The group were also directly responsible for his break into TV – Katlego learned about his first studio audition, for the DEKAT magazine show, at a Flip A Coin concert.
“I thought: ’TV is great, I like cameras, why not?’ and I did the audition and it just worked. I don’t know why but it seemed to work,” he says humbly.
Soon he was juggling his third-year studies with TV shoots, group rehearsals, weekend gigs, studying, and writing exams. Of course he passed, got his degree, and settled his mom’s heart – giving him a chance to pursue the TV career that he clearly loves, despite the hours.
“I love my job, I love doing it. I have no problem waking up so early in the morning, I actually love it. I feel like I have more energy and more time to do more things because I sleep five hours less than anybody else.”
He also loves the personal connection he makes with viewers, but hasn’t let the recognition get to his head.

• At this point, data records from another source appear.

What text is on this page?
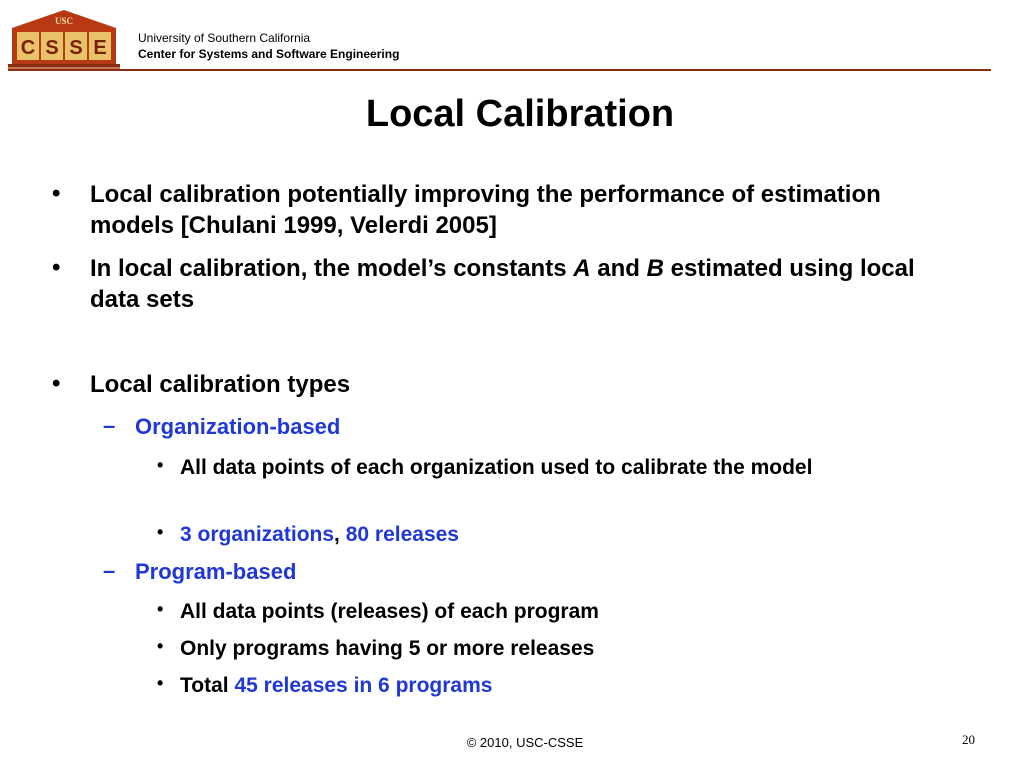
USC
C S S E	University of Southern California
Center for Systems and Software Engineering
Local Calibration
• Local calibration potentially improving the performance of estimation models [Chulani 1999, Velerdi 2005]
• In local calibration, the model’s constants A and B estimated using local data sets
• Local calibration types
– Organization-based
• All data points of each organization used to calibrate the model
• 3 organizations, 80 releases
– Program-based
• All data points (releases) of each program
• Only programs having 5 or more releases
• Total 45 releases in 6 programs
© 2010, USC-CSSE	20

“I know that this is blessing. Thousands of people would kill for this job; it’s a privilege to be able to have it, it’s not a right. And that kind of forces you to keep your feet nailed to the ground. The moment you lose sight of that and it becomes something of a divine right that ‘I have this because I’m this awesome person’, that’s when you start losing that magic that people have come to like about you,” he reasons.
“You’ve got to see it as a privilege. Every morning when I wake up I literally say the words: ‘Thank you for this opportunity I have to make a difference to peoples’ lives’ because you get people saying: ‘I was never a morning person, but now that I watch you I get so much energy’ or ‘you inspire young people’ and those kinds of reactions are worth more than gold.
“And because of that, when you realise what influence you have and what a privilege it is to have that kind of influence, you just have to back down and be on your knees and say thank you.”
A self-proclaimed workaholic, Katlego does take time out, tackling ‘FIFA’ on Xbox, playing the guitar and writing songs, spending time with his friends and girlfriend, or simply relaxing.
“Sometimes it’s just sitting on a little bench, just watching the sun set, and just taking in what’s happened throughout the day. Reliving cool moments and realising just how blessed I am to be in this position is a good way to have fun because it always leaves me with a smile on my face.”
But never too far away is that drive to achieve more.
“I don’t really think I’ve achieved much at all,” he says, despite that lengthy CV. “People out there may think differently but I think it’s because I still have so much I want to achieve. And I see what I have done just as the beginning of it,” he explains.
“I think ultimately I would like to follow in the footsteps of people like Nelson Mandela – not in a political sense, but I want to make a difference in this country and I want to show people what a great nation we can be if we just foster those characteristics and those ideals of people like him,” he adds.
“I have got big business ambitions and career ambitions in music but the deeper thing in me is it’s really about making a difference in people’s lives. I have to. I need to. I must. Otherwise what I’ve been doing would have all been in vain if, at the end of the day, I haven’t made a difference in someone’s life.”